Her father, like many around the world, thought Russia would never be so bold as to try the same land grab on a country as vast as Ukraine — a geography and population only slightly smaller than Texas.

“He said, ‘Yulia, this is really stupid to attack Ukraine. There will not be war. Trust me,’” Ivanova recalled.

Now, with world leaders denouncing Russian President Vladimir Putin as a war criminal, his propaganda machine is denying the targeting of civilians and painting Ukrainians as neo-Nazis. Ivanova is pushing for the truth to be told.

She’s found support in her adopted U.S. Virgin Islands community. Most people are curious and sympathetic when they learn she is Ukrainian, which she appreciates. But a few have turned their sympathies into concrete action.

USVI Support
St. Thomas attorney Peter Lynch, who described himself as a friend of a friend, helped Ivanova set up the PlantSunflowers website, both to counter disinformation and help gather and disseminate supplies for Ukrainians.

“She was a natural person to go to, to connect these key people to get the word out,” Lynch said. “It’s a matter of getting information out so that people know the opportunities for giving assistance. I think people want to; they just don’t know how.”

Would-be donators want to be confident they aren’t giving support to scam artists, he said, so he has vetted organizations accepting donations through the website, making sure any support — money, supplies, manpower — will go directly to where it is needed.

The website is also an avenue to spread truth to areas that are only receiving propaganda.

“This is, hopefully, an opportunity to get through to the Russian people and others who may not have any other opportunity to see this as what it is. Obviously, we don’t have a problem with the Russian people, it’s their totalitarian, blood-thirsty leadership,” Lunch said.
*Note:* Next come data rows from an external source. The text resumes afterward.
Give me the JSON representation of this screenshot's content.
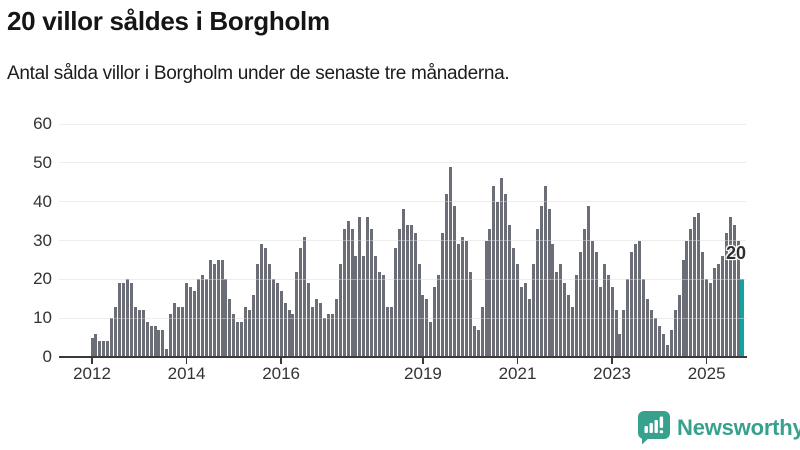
{
  "header": {
    "title": "20 villor såldes i Borgholm",
    "subtitle": "Antal sålda villor i Borgholm under de senaste tre månaderna."
  },
  "chart_data": {
    "type": "bar",
    "title": "20 villor såldes i Borgholm",
    "subtitle": "Antal sålda villor i Borgholm under de senaste tre månaderna.",
    "xlabel": "",
    "ylabel": "",
    "ylim": [
      0,
      60
    ],
    "y_ticks": [
      0,
      10,
      20,
      30,
      40,
      50,
      60
    ],
    "grid": true,
    "x_start": "2012",
    "x_frequency": "monthly",
    "x_ticks": [
      {
        "label": "2012",
        "index": 0
      },
      {
        "label": "2014",
        "index": 24
      },
      {
        "label": "2016",
        "index": 48
      },
      {
        "label": "2019",
        "index": 84
      },
      {
        "label": "2021",
        "index": 108
      },
      {
        "label": "2023",
        "index": 132
      },
      {
        "label": "2025",
        "index": 156
      }
    ],
    "values": [
      5,
      6,
      4,
      4,
      4,
      10,
      13,
      19,
      19,
      20,
      19,
      13,
      12,
      12,
      9,
      8,
      8,
      7,
      7,
      2,
      11,
      14,
      13,
      13,
      19,
      18,
      17,
      20,
      21,
      20,
      25,
      24,
      25,
      25,
      20,
      15,
      11,
      9,
      9,
      13,
      12,
      16,
      24,
      29,
      28,
      24,
      20,
      19,
      17,
      14,
      12,
      11,
      22,
      28,
      31,
      19,
      13,
      15,
      14,
      10,
      11,
      11,
      15,
      24,
      33,
      35,
      33,
      26,
      36,
      26,
      36,
      33,
      26,
      22,
      21,
      13,
      13,
      28,
      33,
      38,
      34,
      34,
      32,
      24,
      16,
      15,
      9,
      18,
      21,
      32,
      42,
      49,
      39,
      29,
      31,
      30,
      22,
      8,
      7,
      13,
      30,
      33,
      44,
      40,
      46,
      42,
      34,
      28,
      24,
      18,
      19,
      15,
      24,
      33,
      39,
      44,
      38,
      29,
      22,
      24,
      19,
      16,
      13,
      21,
      27,
      33,
      39,
      30,
      27,
      18,
      24,
      21,
      18,
      12,
      6,
      12,
      20,
      27,
      29,
      30,
      20,
      15,
      12,
      10,
      8,
      6,
      3,
      7,
      12,
      16,
      25,
      30,
      33,
      36,
      37,
      27,
      20,
      19,
      23,
      24,
      26,
      32,
      36,
      34,
      30,
      20
    ],
    "highlight_last_bar": true,
    "last_value_label": "20"
  },
  "branding": {
    "name": "Newsworthy"
  },
  "colors": {
    "bar": "#6b6e76",
    "highlight": "#16a1a1",
    "brand": "#38a18e",
    "grid": "#e3e3e3",
    "axis": "#3a3a3a",
    "label": "#333333"
  }
}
He and his law partner at Fuller & Lynch Advocacy Group are looking to help people displaced by the war.

“This is not going to be fixed overnight. We’re looking at the long term and how we can give assistance, whether that’s looking for host families or possibly attorneys who can donate their efforts to craft some sort of visa application. The landscape is changing as we speak,” Lynch said.

The agencies Ivanova’s website links to include: Fund the Ukraine Army, Red Cross, Ukraine Crisis Relief Fund, Vostok SOS, and Ukraine Media Support.